La clé de ce que le christianisme ait survécu à n’importe quel régime politique, à des invasions, des persécutions et même au martyre est cela que le théologien Nicolas de Cues définit comme coincidentia oppositorum –et que Carl Schmitt amplifia dans Catolicismo romano y forma política (1923)–, c’est-à-dire, le principe métaphysique qui définit la coexistence, l’union ou la synthèse d’éléments opposés, contradictoires ou polaires au sein d’une même structure, être ou concept. En synthèse : un « ceci et cela » post-dialectique. Jardiniers et soldats… C’est pourquoi saint Josemaría conclut : « Interprétez donc mes paroles comme ce qu’elles sont : un appel à exercer –chaque jour !, non seulement en situations d’urgence– vos droits ; et à accomplir noblement vos obligations en tant que citoyens –dans la vie politique, dans la vie économique, dans la vie universitaire, dans la vie professionnelle– (…). Prenons le bouclier de la foi, le casque du salut et l’épée de l’esprit qui est la Parole de Dieu. Ainsi nous exhorte l’Apôtre saint Paul dans l’épître aux Éphésiens ».

Avec le sacrement du baptême, nous sommes tous les catholiques investis d’une triple dignité : celle de sacerdotes, profetas et reyes. Il est vrai qu’on ne parle pas de soldats, mais il y a eu dans l’histoire des exemples de reyes chrétiens qui furent de grands militaires : Alphonse Ier d’Aragon (1073‑1134), « Le Batallador » ; Richard Ier d’Angleterre (1157‑1199), « Cœur de Lion » ; Jacques Ier (1208‑1276), « Le Conquérant » ; Louis IX de France (1214‑1270), « Saint Louis » ou Ferdinand II d’Aragon, « Le Catholique » (1452‑1516). Parce qu’ils furent, nous sommes ! Au fond, qu’en serait-il de la nation espagnole sans l’esprit de (re)conquête, c’est-à-dire sans l’ethos que lui imprima son patron saint Jacques… Je ne me souviens pas de trop d’exemples de « jardiniers de la chrétienté ».
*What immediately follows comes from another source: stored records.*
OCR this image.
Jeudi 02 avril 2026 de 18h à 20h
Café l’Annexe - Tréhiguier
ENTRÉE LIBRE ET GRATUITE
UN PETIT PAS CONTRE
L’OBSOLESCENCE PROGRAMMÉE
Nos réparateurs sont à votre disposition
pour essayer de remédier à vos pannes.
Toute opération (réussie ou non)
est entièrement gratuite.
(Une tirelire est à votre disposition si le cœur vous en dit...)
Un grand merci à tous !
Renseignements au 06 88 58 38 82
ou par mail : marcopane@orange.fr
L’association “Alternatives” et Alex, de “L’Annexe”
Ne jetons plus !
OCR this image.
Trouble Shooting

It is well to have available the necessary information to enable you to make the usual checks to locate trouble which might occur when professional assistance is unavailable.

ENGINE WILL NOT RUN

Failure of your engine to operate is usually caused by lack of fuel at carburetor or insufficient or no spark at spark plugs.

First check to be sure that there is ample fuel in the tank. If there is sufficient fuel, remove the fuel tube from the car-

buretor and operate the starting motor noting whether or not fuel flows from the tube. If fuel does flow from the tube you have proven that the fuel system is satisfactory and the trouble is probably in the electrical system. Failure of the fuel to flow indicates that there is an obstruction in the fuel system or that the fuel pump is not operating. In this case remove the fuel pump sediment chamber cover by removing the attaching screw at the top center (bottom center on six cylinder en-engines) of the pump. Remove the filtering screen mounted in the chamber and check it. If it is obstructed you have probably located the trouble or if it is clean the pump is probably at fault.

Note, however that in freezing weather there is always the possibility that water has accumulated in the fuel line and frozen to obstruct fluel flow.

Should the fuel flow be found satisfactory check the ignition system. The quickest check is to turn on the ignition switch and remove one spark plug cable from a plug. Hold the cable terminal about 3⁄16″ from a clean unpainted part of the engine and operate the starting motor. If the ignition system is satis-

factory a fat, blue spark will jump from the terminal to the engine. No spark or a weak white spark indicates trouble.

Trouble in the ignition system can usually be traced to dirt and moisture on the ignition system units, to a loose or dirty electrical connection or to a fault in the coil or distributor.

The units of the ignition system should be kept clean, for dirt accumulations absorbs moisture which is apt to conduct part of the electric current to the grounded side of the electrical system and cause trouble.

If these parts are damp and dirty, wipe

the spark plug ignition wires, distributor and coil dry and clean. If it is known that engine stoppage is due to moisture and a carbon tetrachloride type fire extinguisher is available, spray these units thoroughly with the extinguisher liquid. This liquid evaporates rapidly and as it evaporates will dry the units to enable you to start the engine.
Avec tout cela, bien sûr, je ne veux pas mettre en doute l’importance, la nouveauté et la transcendance du projet Incarnatus Est, bien que, cela dit, d’ex-marxiste converti à ex-marxiste converti, je me sens obligé d’esgrimer cette maxime de Marx qui dit : « Notre tâche est la critique impitoyable et bien plus contre les apparentes amitiés que contre les ennemis ouverts ». Le mépris pour lo político hyppolitien/hadjadjien mène, dans le meilleur des cas, à la jardinerie (un cristianismo antipolítico o castillo desprovisto de atalayas y almenas), et, dans le pire, au suicide civilisationnel. Avec le profond respect, la plus grande admiration et mes meilleurs vœux.